Someone gave me a very wise stress relief suggestion this week: get a big box of crayons and a coloring book and go to town. It was the absolute perfect idea for me — not only do I like coloring for letting me follow artistic impulses despite not even being able to draw a stick figure, but I also had a stretch of time in high school when my friends and I rediscovered crayons and coloring, so it satisfies a nostalgic itch too.

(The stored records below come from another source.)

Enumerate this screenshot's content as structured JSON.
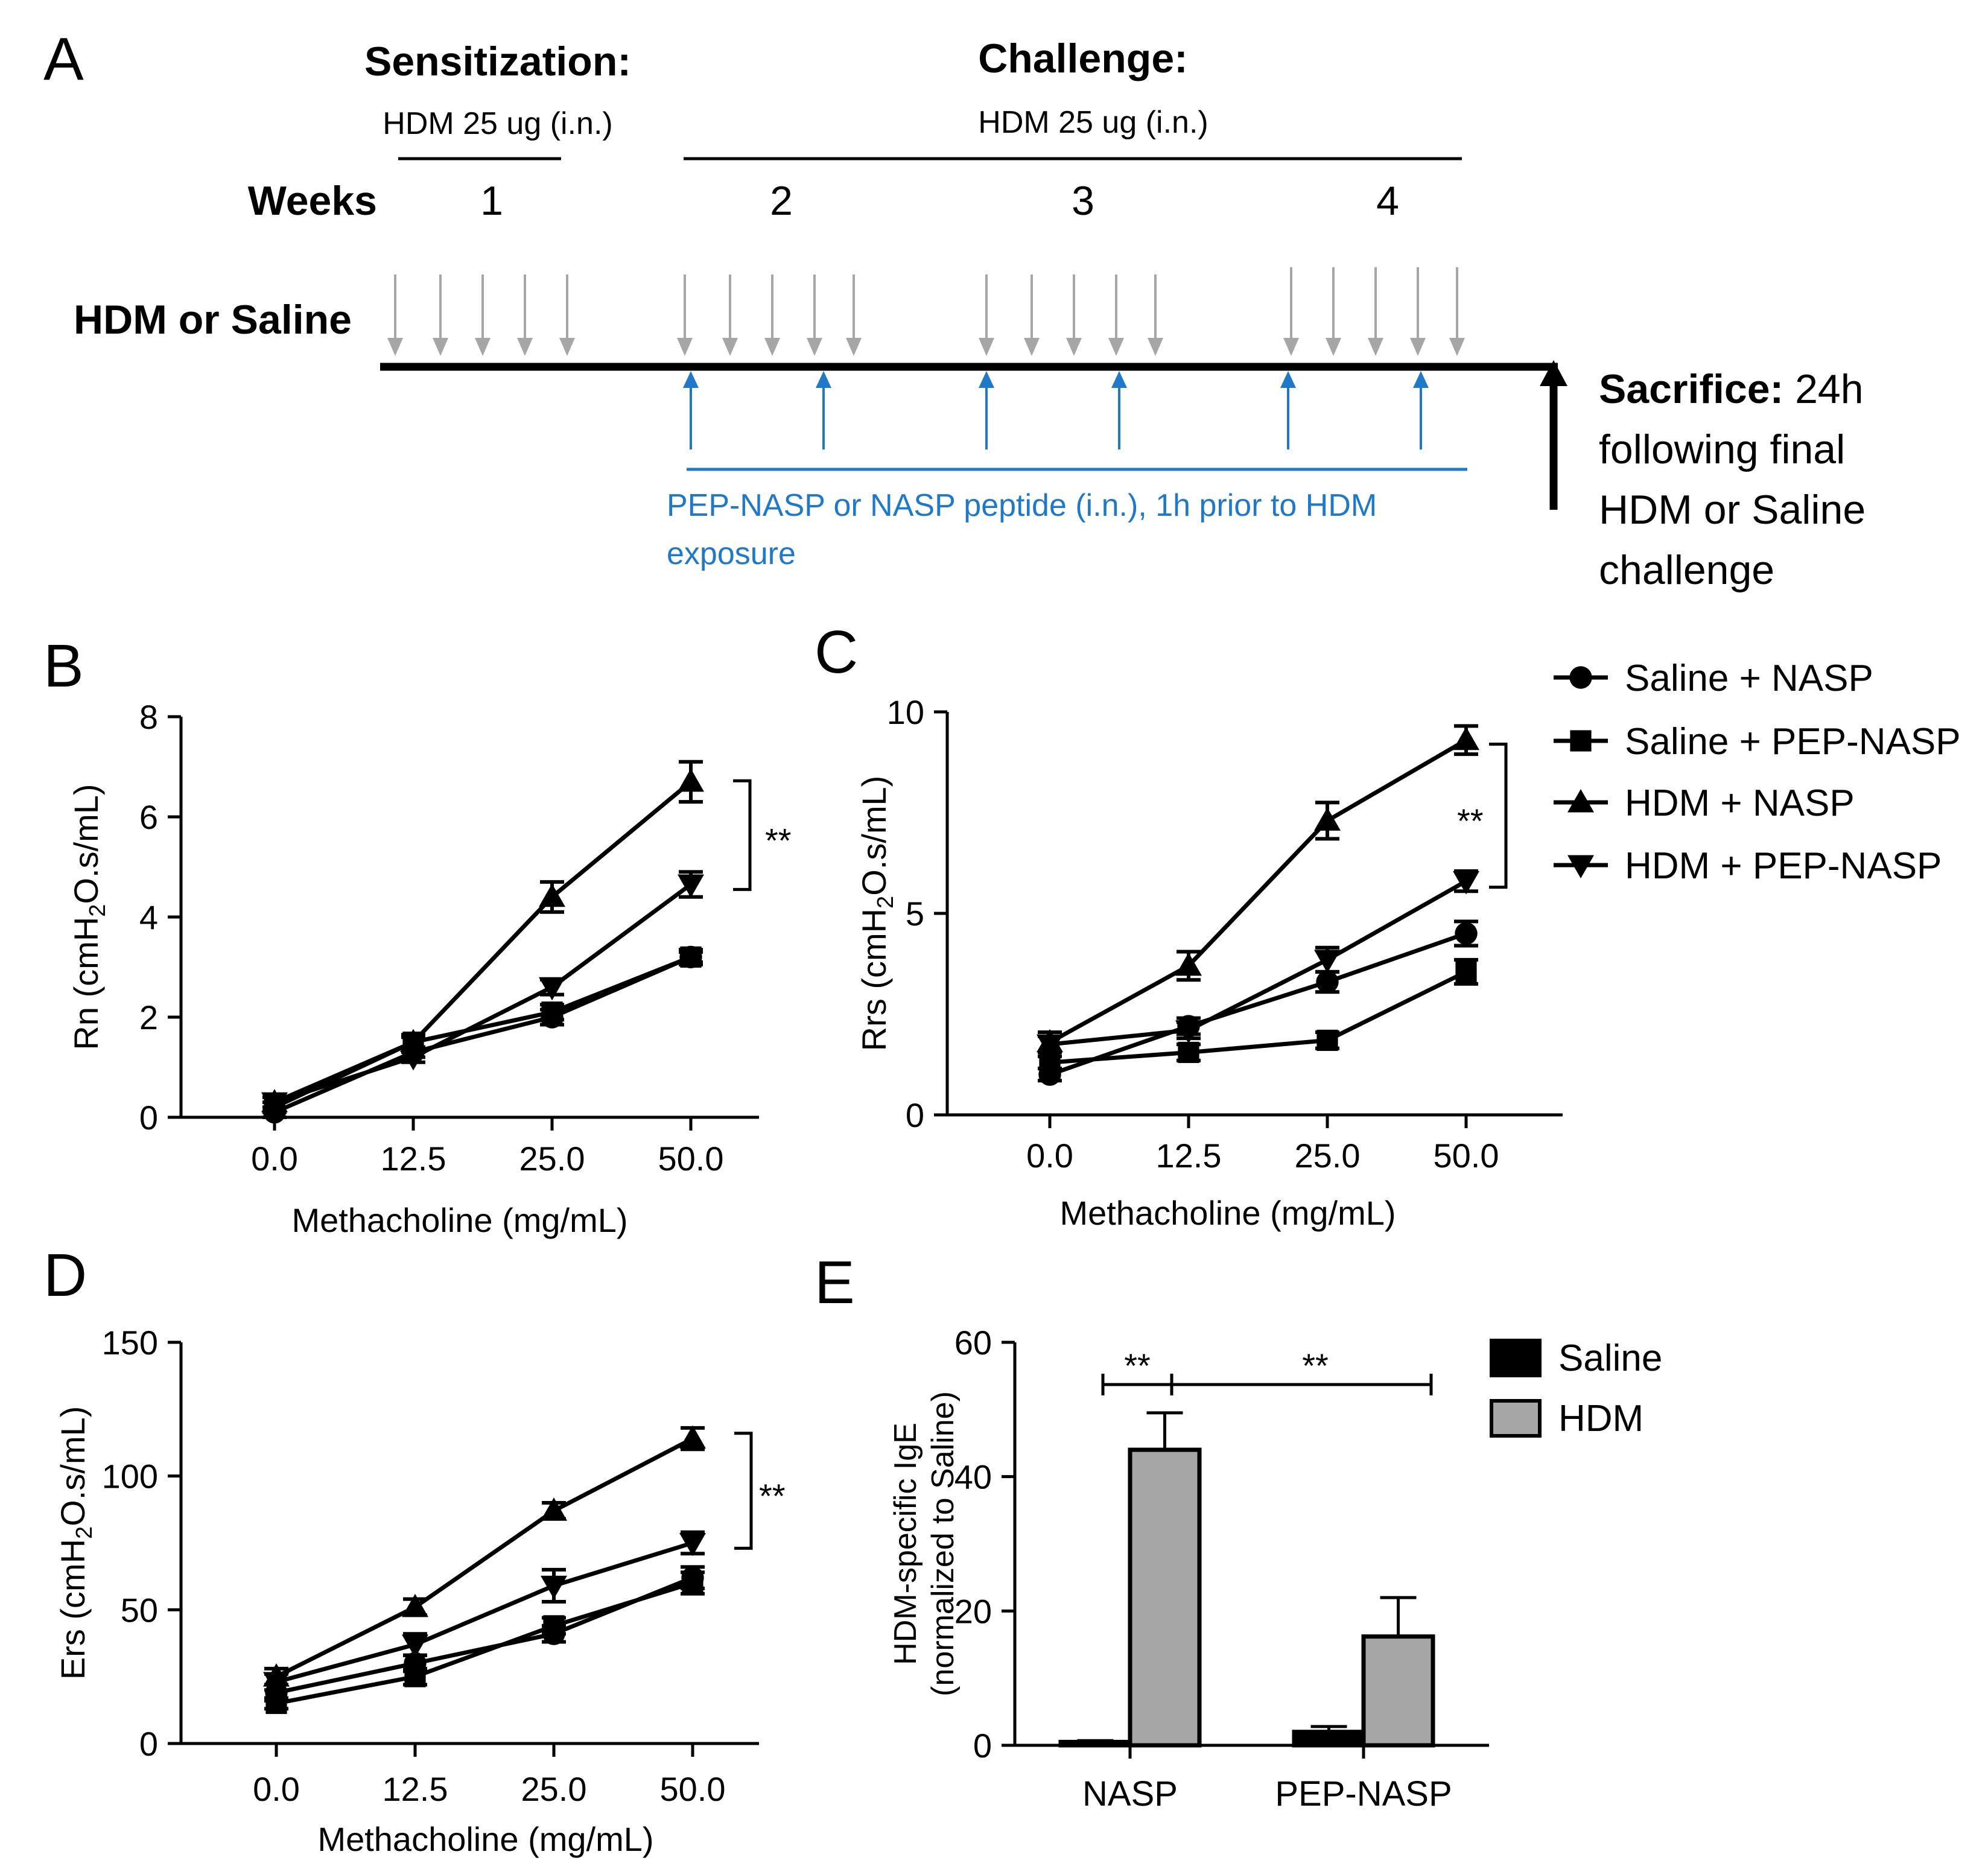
{
  "panel_labels": [
    "A",
    "B",
    "C",
    "D",
    "E"
  ],
  "timeline": {
    "sensitization_label": "Sensitization:",
    "sensitization_dose": "HDM 25 ug (i.n.)",
    "challenge_label": "Challenge:",
    "challenge_dose": "HDM 25 ug (i.n.)",
    "weeks_label": "Weeks",
    "weeks": [
      "1",
      "2",
      "3",
      "4"
    ],
    "row_label": "HDM or Saline",
    "peptide_line1": "PEP-NASP or NASP peptide (i.n.), 1h prior to HDM",
    "peptide_line2": "exposure",
    "sacrifice_bold": "Sacrifice:",
    "sacrifice_lines": [
      "24h",
      "following final",
      "HDM or Saline",
      "challenge"
    ],
    "colors": {
      "dose_arrow": "#a6a6a6",
      "peptide": "#1f78c8",
      "line": "#000000"
    }
  },
  "legend_lines": [
    {
      "label": "Saline + NASP",
      "marker": "circle"
    },
    {
      "label": "Saline + PEP-NASP",
      "marker": "square"
    },
    {
      "label": "HDM + NASP",
      "marker": "triangle-up"
    },
    {
      "label": "HDM + PEP-NASP",
      "marker": "triangle-down"
    }
  ],
  "legend_bars": [
    {
      "label": "Saline",
      "color": "#000000"
    },
    {
      "label": "HDM",
      "color": "#a6a6a6"
    }
  ],
  "chart_data": [
    {
      "panel": "B",
      "type": "line",
      "categories": [
        "0.0",
        "12.5",
        "25.0",
        "50.0"
      ],
      "xlabel": "Methacholine (mg/mL)",
      "ylabel_main": "Rn (cmH",
      "ylabel_sub": "2",
      "ylabel_rest": "O.s/mL)",
      "ylim": [
        0,
        8
      ],
      "yticks": [
        "0",
        "2",
        "4",
        "6",
        "8"
      ],
      "series": [
        {
          "name": "Saline + NASP",
          "marker": "circle",
          "values": [
            0.1,
            1.3,
            2.0,
            3.2
          ],
          "err": [
            0.1,
            0.1,
            0.15,
            0.1
          ]
        },
        {
          "name": "Saline + PEP-NASP",
          "marker": "square",
          "values": [
            0.2,
            1.5,
            2.1,
            3.2
          ],
          "err": [
            0.1,
            0.1,
            0.15,
            0.15
          ]
        },
        {
          "name": "HDM + NASP",
          "marker": "triangle-up",
          "values": [
            0.3,
            1.5,
            4.4,
            6.7
          ],
          "err": [
            0.1,
            0.15,
            0.3,
            0.4
          ]
        },
        {
          "name": "HDM + PEP-NASP",
          "marker": "triangle-down",
          "values": [
            0.3,
            1.2,
            2.6,
            4.65
          ],
          "err": [
            0.1,
            0.1,
            0.15,
            0.25
          ]
        }
      ],
      "significance": {
        "label": "**",
        "from": 4.55,
        "to": 6.72
      }
    },
    {
      "panel": "C",
      "type": "line",
      "categories": [
        "0.0",
        "12.5",
        "25.0",
        "50.0"
      ],
      "xlabel": "Methacholine (mg/mL)",
      "ylabel_main": "Rrs (cmH",
      "ylabel_sub": "2",
      "ylabel_rest": "O.s/mL)",
      "ylim": [
        0,
        10
      ],
      "yticks": [
        "0",
        "5",
        "10"
      ],
      "series": [
        {
          "name": "Saline + NASP",
          "marker": "circle",
          "values": [
            1.0,
            2.2,
            3.3,
            4.5
          ],
          "err": [
            0.15,
            0.2,
            0.25,
            0.3
          ]
        },
        {
          "name": "Saline + PEP-NASP",
          "marker": "square",
          "values": [
            1.3,
            1.55,
            1.85,
            3.55
          ],
          "err": [
            0.15,
            0.2,
            0.2,
            0.3
          ]
        },
        {
          "name": "HDM + NASP",
          "marker": "triangle-up",
          "values": [
            1.8,
            3.7,
            7.3,
            9.3
          ],
          "err": [
            0.25,
            0.35,
            0.45,
            0.35
          ]
        },
        {
          "name": "HDM + PEP-NASP",
          "marker": "triangle-down",
          "values": [
            1.75,
            2.1,
            3.85,
            5.8
          ],
          "err": [
            0.2,
            0.2,
            0.3,
            0.25
          ]
        }
      ],
      "significance": {
        "label": "**",
        "from": 5.65,
        "to": 9.2
      }
    },
    {
      "panel": "D",
      "type": "line",
      "categories": [
        "0.0",
        "12.5",
        "25.0",
        "50.0"
      ],
      "xlabel": "Methacholine (mg/mL)",
      "ylabel_main": "Ers (cmH",
      "ylabel_sub": "2",
      "ylabel_rest": "O.s/mL)",
      "ylim": [
        0,
        150
      ],
      "yticks": [
        "0",
        "50",
        "100",
        "150"
      ],
      "series": [
        {
          "name": "Saline + NASP",
          "marker": "circle",
          "values": [
            19,
            30,
            41,
            62
          ],
          "err": [
            3,
            3,
            3,
            4
          ]
        },
        {
          "name": "Saline + PEP-NASP",
          "marker": "square",
          "values": [
            15,
            25,
            44,
            60
          ],
          "err": [
            2,
            3,
            3,
            4
          ]
        },
        {
          "name": "HDM + NASP",
          "marker": "triangle-up",
          "values": [
            25,
            51,
            87,
            114
          ],
          "err": [
            3,
            3,
            3,
            4
          ]
        },
        {
          "name": "HDM + PEP-NASP",
          "marker": "triangle-down",
          "values": [
            23,
            37,
            59,
            75
          ],
          "err": [
            3,
            4,
            6,
            4
          ]
        }
      ],
      "significance": {
        "label": "**",
        "from": 73,
        "to": 116
      }
    },
    {
      "panel": "E",
      "type": "bar",
      "categories": [
        "NASP",
        "PEP-NASP"
      ],
      "ylabel_line1": "HDM-specific IgE",
      "ylabel_line2": "(normalized to Saline)",
      "ylim": [
        0,
        60
      ],
      "yticks": [
        "0",
        "20",
        "40",
        "60"
      ],
      "series": [
        {
          "name": "Saline",
          "values": [
            0.5,
            2.0
          ],
          "err": [
            0.2,
            0.8
          ]
        },
        {
          "name": "HDM",
          "values": [
            44,
            16.2
          ],
          "err": [
            5.5,
            5.8
          ]
        }
      ],
      "significance": [
        {
          "label": "**",
          "between": "Saline NASP vs HDM NASP"
        },
        {
          "label": "**",
          "between": "HDM NASP vs HDM PEP-NASP"
        }
      ]
    }
  ]
}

I had to dig in my craft drawer to find my sad little box of 24 crayons, but I fully intend to buy a 96-crayon box this weekend to get the full glory of burnt sienna and cadet blue. It’s funny — as an adult, I love lots of different crafts, but I forgot all about coloring because it’s so much more about the process than the finished picture (as opposed to, say, knitting something that becomes a garment or making stationery that later gets used for correspondence). Yes, I might have a psychedelic picture of Wallace & Gromit at the end of an hour, but what I really love is the action of coloring: picking up a crayon, reading the label, letting my hand wander over the page, building up layers and layers of color. I find it immensely satisfying in part because it’s purposeless, and as a grownup (and a grad student, for that matter) I spent so much energy being goal-oriented that it’s a great relief to do something just because I like to do it. Yesterday I spent an hour coloring and listening to music, and it was the most purely relaxing thing I’ve done in weeks.
The person who initially suggested picking up crayons to me wisely noted that there’s a lot of stuff that we think is “kids-only” that we don’t give ourselves permission to do unless we are actually around kids. Think of the trope of the dad buying a cool train set for his kids and then playing with it himself. When I was in high school, on sleepovers my friend and I would sometimes catch her dad sneaking in some Super Nintendo (which they bought “for the kids”) when he thought everyone else was asleep. There’s a lot of ideas about efficiency and purpose and productivity built into our cultural assumptions about adulthood, but that doesn’t mean we lose the impulses to goof off creatively — we just pretend we do because we’re afraid that if anyone catches us with a crayon or a model airplane, they’ll think we’re not really grownups after all.
So my fluff question for you is this: what did you do as a kid that you would secretly (or not so secretly) love to do again? If you’re a parent, what aspect of kids’ play do you most enjoy being part of? And of course, what’s your favorite Crayola color?